Three separate studies were carried out at a large tertiary pediatric hospital to examine the characteristics and management of chest drain removal pain in children. Study 1 examined the prevalence and clinical characteristics of pain and analgesic practices in 135 nonventilated children aged 1 week to 18 years having chest drains removed. Study 2 was an observation study to determine the efficacy and safety of self-administered Entonox (50% nitrous oxide and oxygen) for chest drain removal pain in 30 children aged 7-18 years. Study 3 was a pilot randomized controlled trial comparing intravenous morphine and continuous flow Entonox for chest drain removal pain in 14 children aged 3.5 months to 2.75 years.

RESULTS

In study 1, the prevalence of moderate to severe pain during chest drain removal was 76%. Morphine was commonly given preprocedure, but the dose varied considerably. In study 2, children experienced a significant increase in pain during the procedure compared with preprocedure pain at rest, despite receiving Entonox, morphine and/or diclofenac. However, procedure pain was no worse than preprocedure pain during movement or deep breathing. A few minor side effects occurred, which resolved spontaneously. In study 3, no differences were found in pain between the two treatment groups. Children experienced moderate to severe pain during the procedure, despite receiving Entonox or morphine.

CONCLUSIONS

Morphine or Entonox alone are unlikely to provide adequate analgesia for chest drain removal pain in children. More research is needed to determine the most effective interventions for this procedure.

摘要

背景

吗啡常用于缓解胸腔引流管拔除时的疼痛,尽管一些针对成人的研究表明吸入剂可能对该操作有效。关于儿童胸腔引流管拔除时的疼痛及其管理知之甚少。

方法

在一家大型三级儿科医院进行了三项独立研究,以检查儿童胸腔引流管拔除时疼痛的特征和管理。研究1调查了135名年龄在1周龄至18岁之间、正在拔除胸腔引流管的非通气儿童的疼痛患病率、临床特征及镇痛措施。

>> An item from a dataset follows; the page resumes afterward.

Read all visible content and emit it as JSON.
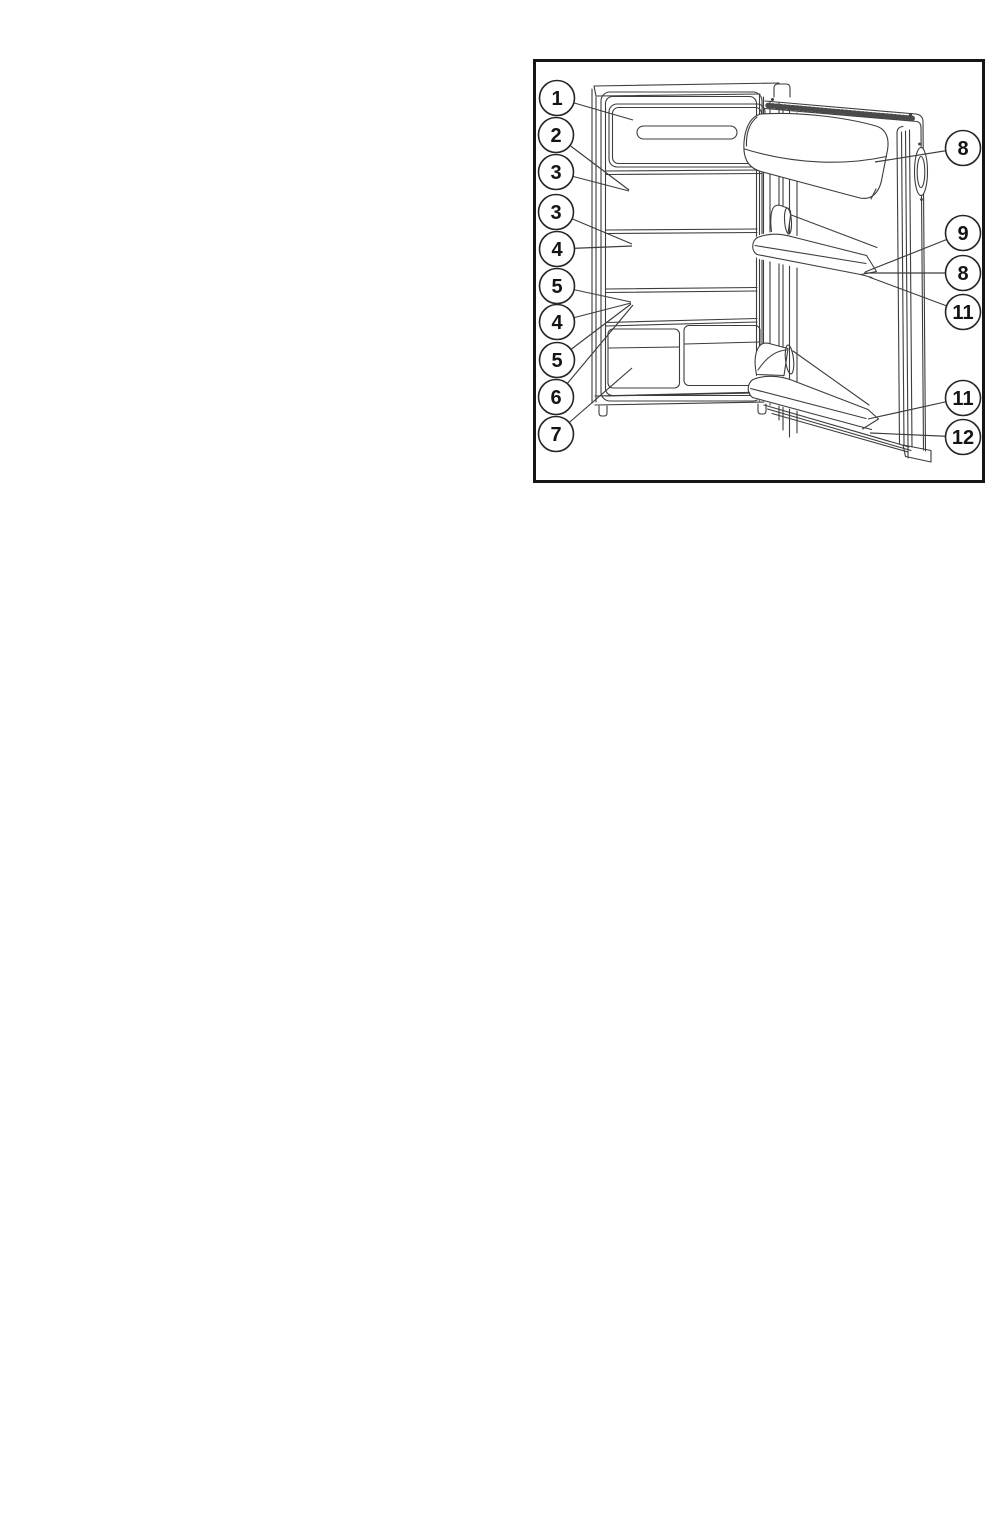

研究2是一项观察性研究,旨在确定30名7至18岁儿童自行使用恩托诺克斯(50%氧化亚氮和氧气)缓解胸腔引流管拔除疼痛的有效性和安全性。研究3是一项试点随机对照试验,比较静脉注射吗啡和持续输注恩托诺克斯对14名年龄在3.5个月至2.75岁之间儿童胸腔引流管拔除疼痛的效果。

结果

在研究1中,胸腔引流管拔除过程中中度至重度疼痛的患病率为76%。术前通常给予吗啡,但剂量差异很大。在研究2中,尽管接受了恩托诺克斯、吗啡和/或双氯芬酸治疗,但与术前静息时的疼痛相比,儿童在操作过程中的疼痛仍显著增加。然而,操作时的疼痛并不比术前活动或深呼吸时的疼痛更严重。出现了一些轻微的副作用,但均自行缓解。在研究3中,两个治疗组之间的疼痛无差异。尽管接受了恩托诺克斯或吗啡治疗,但儿童在操作过程中仍经历了中度至重度疼痛。

结论

单独使用吗啡或恩托诺克斯不太可能为儿童胸腔引流管拔除疼痛提供充分的镇痛效果。需要更多的研究来确定针对该操作最有效的干预措施。